Lopez and Murgu were working on a different course at the onset of the pandemic and decided to nix their plans in favor of covering the virus. They reached out to faculty from the social and natural sciences, humanities and science programs to contribute. New College is also partnering with local organizations dealing with the virus to provide internships, and also bringing in local health care professionals to show how COVID is affecting Sarasota.
It’s important to Lopez that students understand the history of pandemics and how COVID is a momentous but recognizable phenomenon. That, in turn, may help students and participants from consuming misleading information.
“We’re not Harvard, we're not Princeton, but we have an immense source of knowledge within the local community,” Lopez said. “We wanted to make sure that we understood how the pandemic is affecting us on a local level.”
Lopez says staff plan to release the recorded lectures, as well as condensed 2-3 minute videos, online on a coming website as a public resource.
It’s not every day that Kristopher Fennie, an assistant professor of epidemiology at New College, has had to grapple with a pandemic in real time. COVID has presented Fennie with the real challenge of sifting through an immense amount of information and distilling it all into a digestible form for students.
Fennie will teach students how to study the number of cases over time as a way of better understanding outbreaks, a standard practice in epidemiology. He wants to bring in epidemiologsts and local health officials as part of a panel discussion to give a better idea of what it's been like to battle COVID day to day.
Something Fennie is looking forward to getting into is the social context of the pandemic.
"If you're in a position where you have to go to work, and you don't have the luxury of working at home, and you don't have a huge savings, you're going to be at higher risk because you're going to be exposed more," Fennie said.
A problem Fennie has been grappling with is seeing people grow frustrated with new and changing information.
Watching people turn away from science in favor of misinformation isn't exactly a new phenomenon — Fennie says convincing people to take new safety precautions is always a struggle.
"During the epidemic in 1918, you saw a lot of this dissent and disagreement, misinformation and so on," Fennis said. "It was kind of odd experiencing it, where people just don't believe the science."
When Lopez announced the comprehensive COVID course was looking for contributors, biology professor Tiffany Doan leapt at the chance.
The New College professor of five years was already teaching evolutionary medicine and modern plagues, so this felt like a perfect fit.
Doan is handling two lectures for the class. The first concerns evolutionary medicine, the way that viruses can change and involve and, importantly, how human action can shape that evolution. Safe sex practices helped slow transmission and curb the lethality of the HIV virus in the 1980s — Doan argues societal action could cause a similar change with COVID.

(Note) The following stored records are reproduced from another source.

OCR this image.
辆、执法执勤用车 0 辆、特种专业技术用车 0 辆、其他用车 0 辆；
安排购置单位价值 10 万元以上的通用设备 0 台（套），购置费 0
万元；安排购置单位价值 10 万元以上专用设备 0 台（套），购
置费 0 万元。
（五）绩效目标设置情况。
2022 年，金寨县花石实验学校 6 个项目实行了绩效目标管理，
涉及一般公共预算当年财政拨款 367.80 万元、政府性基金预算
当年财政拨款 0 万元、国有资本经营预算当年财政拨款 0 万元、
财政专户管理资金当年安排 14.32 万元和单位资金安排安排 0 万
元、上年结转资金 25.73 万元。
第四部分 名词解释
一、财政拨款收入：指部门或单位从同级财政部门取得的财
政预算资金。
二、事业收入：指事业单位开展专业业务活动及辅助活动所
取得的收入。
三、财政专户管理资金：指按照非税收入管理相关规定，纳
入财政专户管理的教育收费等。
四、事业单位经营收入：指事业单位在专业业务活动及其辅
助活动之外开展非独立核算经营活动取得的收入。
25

“It's been tested in HIV, it's been tested in cholera, it's been tested in a variety of diseases,” Doan said. “With COVID, we have seen a little bit of a little bit of differences in virulence … but we still have the same power that if we stop the spread, stop transmission, then the (viruses) that are left behind are going to be forced by natural selection to be less virulent.”
Her second lecture will dive into the history of vaccines, and how they are typically developed. Much of the lecture will include information on the work that went into developing a vaccine for SARS in the 2000s, as well as how different institutions and nations are racing to create reliable vaccines.
“I think there's 120 different vaccines being developed at the moment,” Doan said. “The best one will certainly be one that will cover all the strains, but I imagine that some of the ones that are being made right now are specific to one sort of strain or another.”